HESI RN TEST BANK

Nutrition HESI Practice Exam

A client has been diagnosed with hyperthyroidism. Which of these nursing diagnoses should receive the highest priority?

    A. Risk for injury related to exophthalmos

    B. Impaired social interaction related to emotional lability

    C. Imbalanced nutrition: Less than body requirements related to hypermetabolism

    D. Activity intolerance related to fatigue

Correct Answer: D
Rationale: The correct answer is 'D: Activity intolerance related to fatigue.' This nursing diagnosis should receive the highest priority for a client with hyperthyroidism. Hyperthyroidism often leads to symptoms such as fatigue, weakness, and muscle discomfort, which can significantly impact the client's ability to perform daily activities. Addressing activity intolerance is crucial to prevent exacerbation of symptoms and promote the client's overall well-being. Choices A, B, and C are important nursing diagnoses as well, but in the context of hyperthyroidism, addressing activity intolerance takes precedence over the risk for injury related to exophthalmos, impaired social interaction related to emotional lability, and imbalanced nutrition due to hypermetabolism.

A client with a history of coronary artery disease is admitted with chest pain. Which of these findings would be most concerning to the nurse?

  • A. Blood pressure of 130/80 mm Hg
  • B. Respiratory rate of 20 breaths per minute
  • C. Heart rate of 72 beats per minute
  • D. Temperature of 98.6 degrees Fahrenheit

Correct Answer: B
Rationale: The correct answer is B. A respiratory rate of 20 breaths per minute may indicate respiratory distress in a client with chest pain. In a client with a history of coronary artery disease presenting with chest pain, signs of respiratory distress can be an alarming finding.
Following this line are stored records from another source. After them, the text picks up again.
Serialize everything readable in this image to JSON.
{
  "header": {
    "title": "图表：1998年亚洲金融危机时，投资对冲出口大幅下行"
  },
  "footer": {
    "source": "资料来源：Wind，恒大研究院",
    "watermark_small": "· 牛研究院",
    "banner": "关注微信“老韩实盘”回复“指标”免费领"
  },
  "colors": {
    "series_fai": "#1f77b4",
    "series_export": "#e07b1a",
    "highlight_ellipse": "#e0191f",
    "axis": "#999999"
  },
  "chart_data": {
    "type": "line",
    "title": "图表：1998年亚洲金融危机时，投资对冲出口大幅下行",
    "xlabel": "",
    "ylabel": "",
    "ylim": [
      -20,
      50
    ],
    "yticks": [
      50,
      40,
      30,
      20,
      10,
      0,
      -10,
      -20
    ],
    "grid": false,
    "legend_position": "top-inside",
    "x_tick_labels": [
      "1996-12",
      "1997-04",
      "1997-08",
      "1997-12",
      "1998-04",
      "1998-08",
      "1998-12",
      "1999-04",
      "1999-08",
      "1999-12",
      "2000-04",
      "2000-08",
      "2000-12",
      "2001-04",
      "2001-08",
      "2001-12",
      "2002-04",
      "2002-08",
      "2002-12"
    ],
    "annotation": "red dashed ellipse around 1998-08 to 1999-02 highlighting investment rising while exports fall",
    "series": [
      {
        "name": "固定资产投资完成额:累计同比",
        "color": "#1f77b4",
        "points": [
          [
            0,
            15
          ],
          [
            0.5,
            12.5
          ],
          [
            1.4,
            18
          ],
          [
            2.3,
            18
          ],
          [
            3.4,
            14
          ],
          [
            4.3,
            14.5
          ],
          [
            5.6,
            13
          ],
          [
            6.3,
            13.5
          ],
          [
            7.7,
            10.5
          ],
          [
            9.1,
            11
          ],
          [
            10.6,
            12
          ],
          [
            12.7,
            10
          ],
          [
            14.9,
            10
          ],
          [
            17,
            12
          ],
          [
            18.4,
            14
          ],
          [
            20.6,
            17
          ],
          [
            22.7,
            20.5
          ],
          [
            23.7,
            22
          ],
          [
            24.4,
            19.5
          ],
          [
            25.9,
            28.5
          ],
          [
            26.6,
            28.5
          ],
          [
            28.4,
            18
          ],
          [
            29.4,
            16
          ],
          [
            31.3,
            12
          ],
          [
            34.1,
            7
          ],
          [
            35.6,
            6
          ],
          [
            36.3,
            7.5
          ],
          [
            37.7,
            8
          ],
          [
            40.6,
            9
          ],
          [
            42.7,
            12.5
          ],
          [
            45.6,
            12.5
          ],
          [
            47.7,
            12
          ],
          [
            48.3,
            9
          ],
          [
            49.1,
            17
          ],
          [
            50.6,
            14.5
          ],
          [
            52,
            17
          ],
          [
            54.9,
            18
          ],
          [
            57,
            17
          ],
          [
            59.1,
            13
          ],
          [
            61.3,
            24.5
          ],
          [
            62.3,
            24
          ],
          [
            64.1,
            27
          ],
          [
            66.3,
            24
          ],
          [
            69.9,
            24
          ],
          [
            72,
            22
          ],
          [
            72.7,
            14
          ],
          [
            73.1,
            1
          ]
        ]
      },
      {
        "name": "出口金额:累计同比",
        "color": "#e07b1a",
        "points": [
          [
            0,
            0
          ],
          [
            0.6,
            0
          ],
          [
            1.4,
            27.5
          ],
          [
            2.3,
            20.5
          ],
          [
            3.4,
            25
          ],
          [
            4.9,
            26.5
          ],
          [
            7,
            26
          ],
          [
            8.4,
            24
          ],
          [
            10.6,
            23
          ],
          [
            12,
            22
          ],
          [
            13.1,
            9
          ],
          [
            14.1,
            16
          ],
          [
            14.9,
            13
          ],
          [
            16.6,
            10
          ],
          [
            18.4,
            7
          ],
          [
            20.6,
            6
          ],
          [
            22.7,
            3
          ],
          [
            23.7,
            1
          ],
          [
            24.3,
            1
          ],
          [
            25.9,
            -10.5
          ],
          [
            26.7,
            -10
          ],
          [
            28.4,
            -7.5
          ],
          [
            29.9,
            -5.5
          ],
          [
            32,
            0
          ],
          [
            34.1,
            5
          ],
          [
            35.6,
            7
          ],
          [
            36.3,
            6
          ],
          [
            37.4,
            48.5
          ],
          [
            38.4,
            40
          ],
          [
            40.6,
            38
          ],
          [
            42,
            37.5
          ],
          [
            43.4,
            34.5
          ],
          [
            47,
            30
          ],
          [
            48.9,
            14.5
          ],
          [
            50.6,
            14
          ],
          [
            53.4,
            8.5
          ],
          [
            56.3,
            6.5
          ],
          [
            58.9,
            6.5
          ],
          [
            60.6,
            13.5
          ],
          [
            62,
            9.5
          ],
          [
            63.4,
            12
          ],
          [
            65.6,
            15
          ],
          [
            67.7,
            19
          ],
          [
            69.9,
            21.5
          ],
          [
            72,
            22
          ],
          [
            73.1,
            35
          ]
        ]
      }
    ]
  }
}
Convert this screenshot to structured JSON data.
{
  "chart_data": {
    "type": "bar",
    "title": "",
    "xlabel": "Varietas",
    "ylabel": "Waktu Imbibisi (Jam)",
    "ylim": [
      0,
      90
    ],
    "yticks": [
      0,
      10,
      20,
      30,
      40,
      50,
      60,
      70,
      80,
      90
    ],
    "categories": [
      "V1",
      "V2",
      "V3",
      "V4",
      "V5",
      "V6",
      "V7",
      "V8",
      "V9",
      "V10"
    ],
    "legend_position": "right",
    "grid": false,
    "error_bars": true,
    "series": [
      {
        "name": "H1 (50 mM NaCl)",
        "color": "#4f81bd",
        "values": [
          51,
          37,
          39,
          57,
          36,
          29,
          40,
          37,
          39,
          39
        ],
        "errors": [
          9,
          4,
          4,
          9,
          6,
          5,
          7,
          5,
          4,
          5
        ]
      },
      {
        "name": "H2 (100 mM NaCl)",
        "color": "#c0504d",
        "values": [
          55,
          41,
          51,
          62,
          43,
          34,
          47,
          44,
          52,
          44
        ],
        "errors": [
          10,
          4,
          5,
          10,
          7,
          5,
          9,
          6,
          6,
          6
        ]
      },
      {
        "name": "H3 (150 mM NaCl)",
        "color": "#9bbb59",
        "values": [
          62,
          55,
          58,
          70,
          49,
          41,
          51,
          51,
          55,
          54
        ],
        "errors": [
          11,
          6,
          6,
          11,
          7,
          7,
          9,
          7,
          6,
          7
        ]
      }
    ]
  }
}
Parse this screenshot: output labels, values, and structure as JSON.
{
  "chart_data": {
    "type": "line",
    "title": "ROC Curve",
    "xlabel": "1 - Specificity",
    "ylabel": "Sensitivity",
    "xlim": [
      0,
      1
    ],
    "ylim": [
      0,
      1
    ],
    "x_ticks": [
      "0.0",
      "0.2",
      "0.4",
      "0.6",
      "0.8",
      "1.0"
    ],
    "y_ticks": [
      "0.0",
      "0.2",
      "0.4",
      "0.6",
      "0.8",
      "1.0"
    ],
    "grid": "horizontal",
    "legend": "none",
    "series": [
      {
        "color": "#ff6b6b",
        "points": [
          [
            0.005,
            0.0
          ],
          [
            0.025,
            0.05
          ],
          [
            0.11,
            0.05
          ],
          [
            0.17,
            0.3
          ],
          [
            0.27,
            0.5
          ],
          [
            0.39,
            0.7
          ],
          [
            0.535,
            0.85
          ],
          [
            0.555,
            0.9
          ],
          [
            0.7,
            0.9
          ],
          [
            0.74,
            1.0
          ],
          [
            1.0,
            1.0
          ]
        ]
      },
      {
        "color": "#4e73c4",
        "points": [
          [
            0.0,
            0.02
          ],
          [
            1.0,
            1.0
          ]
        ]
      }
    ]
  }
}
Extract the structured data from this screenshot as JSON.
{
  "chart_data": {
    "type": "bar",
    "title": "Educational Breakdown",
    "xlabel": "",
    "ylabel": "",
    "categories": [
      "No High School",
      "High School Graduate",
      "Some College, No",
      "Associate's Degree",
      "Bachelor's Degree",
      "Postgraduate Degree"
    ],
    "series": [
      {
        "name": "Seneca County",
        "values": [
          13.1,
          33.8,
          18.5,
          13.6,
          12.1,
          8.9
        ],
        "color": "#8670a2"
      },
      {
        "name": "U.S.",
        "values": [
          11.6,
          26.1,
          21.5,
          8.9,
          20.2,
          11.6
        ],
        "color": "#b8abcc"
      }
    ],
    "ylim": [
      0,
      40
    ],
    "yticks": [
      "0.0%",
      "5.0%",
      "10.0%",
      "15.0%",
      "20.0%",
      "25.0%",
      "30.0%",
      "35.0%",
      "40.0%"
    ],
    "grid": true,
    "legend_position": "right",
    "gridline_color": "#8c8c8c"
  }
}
Blood pressure within the normal range (130/80 mm Hg), heart rate of 72 beats per minute, and a temperature of 98.6 degrees Fahrenheit are generally considered within normal limits and may not be as concerning in this context.

The nurse is teaching an 87-year-old client methods for maintaining regular bowel movements. The nurse would caution the client to AVOID

  • A. Glycerin suppositories
  • B. Fiber supplements
  • C. Laxatives
  • D. Stool softeners

Correct Answer: C
Rationale: The correct answer is C: Laxatives. Laxatives can be harsh on elderly clients, leading to dependence and potential side effects. While fiber supplements (B) and stool softeners (D) are generally safe options to promote regular bowel movements, laxatives should be used cautiously in older adults due to their potential risks. Glycerin suppositories (A) can also be a safe and effective option for managing constipation in the elderly, but laxatives should be avoided unless deemed necessary by a healthcare provider.

A healthcare professional is assisting with the development of an education program about nutritional risk among adolescents to a group of parents of adolescents. Which of the following information should the healthcare professional include in the teaching? (Select all that apply).

  • A. Skipping more than three meals per week
  • B. Eating fast food once a week
  • C. Hearty appetite
  • D. Drink whole milk to ensure adequate calcium intake.

Correct Answer: A
Rationale: Skipping more than three meals per week is an indicator of poor nutritional habits in adolescents. This can lead to inadequate nutrient intake and negatively impact growth and development. Choices B, C, and D are not directly associated with poor nutritional habits among adolescents. Eating fast food once a week may not necessarily indicate poor nutrition if the overall diet is balanced. Having a hearty appetite does not provide specific information about nutritional risk, as appetite can vary among individuals. While whole milk can be a source of calcium, it is not necessary to drink whole milk specifically to ensure adequate calcium intake, as there are other sources of calcium available.

An 86-year-old nursing home resident who has decreased mental status is hospitalized with pneumonic infiltrates in the right lower lobe. When the nurse assists the client with a clear liquid diet, the client begins to cough. What should the nurse do next?

  • A. Add a thickening agent to the fluids
  • B. Check the client's gag reflex
  • C. Feed the client only solid foods
  • D. Increase the rate of intravenous fluids

Correct Answer: B
Rationale: Checking the client's gag reflex is the appropriate action in this scenario. It helps assess the client's ability to swallow safely without the risk of aspiration. Adding a thickening agent to the fluids (Choice A) may be considered later if swallowing difficulties persist. Feeding the client only solid foods (Choice C) can increase the risk of aspiration in this case, and increasing the rate of intravenous fluids (Choice D) does not address the swallowing concern.